There is not a single person who walks into my office who does not describe a "block" of some kind. It is as though life is one big obstacle course, and figuring out how to get beyond those obstacles is a pretty challenging thing. At times these "blocks" are small hills and at other times impossible-to-navigate mountains. For college students this may be the boredom of studying at school; for married couples, it may be the boredom of routine and the drag of responsibilities and for others. Or it may be the inability to reach the next earning bracket, the impossibility of finding a decent man or the feeling that their lives are going nowhere fast.
If we look at all of these blocks, what do they have in common? And once we understand this, what can we do about it?
All of these blocks, when examined closely have the following in common: (1) They are expressed as things outside the individual; (2) They lead to a progressive sense of hopelessness; (3) They usually lead to distractions as a form of relief; (4) They lead to the formation of "block" communities with the secret desire to succeed; (5) When they are overcome, the resulting joy does not last very long. Why is this? What is the significance of each of these factors? And what can you start thinking about to overcome these blocks?
(1) Examine The Inside Story: Nothing that we see or feel is not inside of us. If you see an apple, it is because it is an image in your brain. If you see a block, it is similar. Blocks are mind-mountains -- they are signs that your mind has somehow stopped charting a course that feels progressive. No matter how much you grapple with those outside forces, the real demon is inside-literally. Can't find a guy? Why has your brain stopped charting a course toward that? Can't find a job? Why are other people employed when you are not? Can't get over the boredom and responsibility of marriage? What are your assumptions about marriage that create this boredom? The "window" through the block is not self-blame. It is self examination. Make a list of assumptions that you have, and ask: what kind of mind-training do I need? Do you need to meditate? Do you need to help your brain out by sketching out a new course? Do you need a new experience to rejuvenate the sputtering engine of your brain?
(2) Hopelessness is perspective, not reality: Hopelessness is much like darkness or a tall mountain. To overcome these challenges, you have to turn on the light or find a safe way to climb the mountain. The lack of energy that we feel about this occurs because we imagine that the light will automatically come on (it actually sometimes does -- see sunrise) or that we can jump over mountains. When you come across a block, rather than losing all steam because you cannot pole vault over a mountain, consider that this is a hike. Take time off to enjoy the scenery. Avoid jagged edges. Find the least resistance path to your goal. This often requires stopping your daily trudging and asking: if this were an easier way, what would this be? Hopelessless is merely searching without a plan.

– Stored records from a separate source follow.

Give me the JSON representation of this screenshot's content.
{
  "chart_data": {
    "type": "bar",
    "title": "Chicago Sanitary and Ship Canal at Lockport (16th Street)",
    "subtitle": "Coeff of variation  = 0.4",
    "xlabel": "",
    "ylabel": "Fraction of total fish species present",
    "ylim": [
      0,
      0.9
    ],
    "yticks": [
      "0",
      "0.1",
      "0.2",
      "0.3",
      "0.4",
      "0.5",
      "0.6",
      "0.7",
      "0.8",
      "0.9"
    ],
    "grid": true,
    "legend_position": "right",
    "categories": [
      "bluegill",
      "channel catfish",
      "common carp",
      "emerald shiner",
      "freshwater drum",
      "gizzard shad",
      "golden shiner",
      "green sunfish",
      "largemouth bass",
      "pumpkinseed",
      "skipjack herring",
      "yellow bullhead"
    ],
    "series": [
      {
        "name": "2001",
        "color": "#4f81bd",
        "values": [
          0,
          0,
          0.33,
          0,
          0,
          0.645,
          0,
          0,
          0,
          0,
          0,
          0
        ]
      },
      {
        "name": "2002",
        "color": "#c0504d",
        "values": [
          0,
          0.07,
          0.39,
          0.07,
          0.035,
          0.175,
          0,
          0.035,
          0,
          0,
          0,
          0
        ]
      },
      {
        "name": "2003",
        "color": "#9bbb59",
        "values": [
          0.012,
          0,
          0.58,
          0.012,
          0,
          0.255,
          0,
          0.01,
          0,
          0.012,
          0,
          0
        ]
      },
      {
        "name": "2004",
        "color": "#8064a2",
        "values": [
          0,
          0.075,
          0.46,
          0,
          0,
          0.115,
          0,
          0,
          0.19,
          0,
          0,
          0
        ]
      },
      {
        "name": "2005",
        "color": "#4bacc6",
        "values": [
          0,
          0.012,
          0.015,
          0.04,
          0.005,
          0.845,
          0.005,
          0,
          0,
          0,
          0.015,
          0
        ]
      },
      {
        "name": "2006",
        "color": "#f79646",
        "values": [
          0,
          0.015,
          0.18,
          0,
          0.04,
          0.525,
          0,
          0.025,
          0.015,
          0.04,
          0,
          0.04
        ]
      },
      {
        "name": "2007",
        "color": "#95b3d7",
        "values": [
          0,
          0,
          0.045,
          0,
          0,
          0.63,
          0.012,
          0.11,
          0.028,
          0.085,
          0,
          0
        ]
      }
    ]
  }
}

Hope is a plan for a journey without knowing the destination.
(3) Distractions are energy boosters; couple them with plans: If you have just had a great time, see this as an energy boost. Too often, our great times are confined to partying, followed by a hangover. People live out the hangover and then avoid all energy boosters. Rather, after a good time, even after a hangover, reflect on that good time and use it to chart out that plan beyond the block. Don't just repeat the partying. The same thing with that great song or recent achievement. Make your plans in those mind-states, and you will be astounded how much richer they are than when you make your plans at a down time.
(4) Avoid block communities: Misery loves company. So guys seek out guys at bars to complain about women but when they leave they go back to what they have. Women do the same. Moderate people commiserate with the moderate and so on. Allow yourself to be part of a thriving community. Rather than feeling alienated, ask yourself: what are they doing that I'm not. What plans have they given their brains?
(5) Accept the fleeting joys but know that each joy can be a new level on that mountain: People often give up on joy because it does not last long enough. The beauty of this journey is the journey. The course through life is every bit as interesting as your most beloved video game if you look beyond the final score. You put money into many unknown things: arcade machines, wedding rings, that new fad diet. Why not put "money" on your life?
It is funny how blocks disappear so mysteriously when instead of looking with wide eyes at the mountain before us, we pack up a good lunch, take some water, make sure we are physically fit and start that journey toward what we want. If we can stare a mountain straight in the eyes, the mountain will succumb. The major lesson here: blocks are not easy to overcome; this recommendation is meant to be a summary and not glibly suggesting that we can just do this, but if you feel blocked in your life -- look inside. That is where the block is.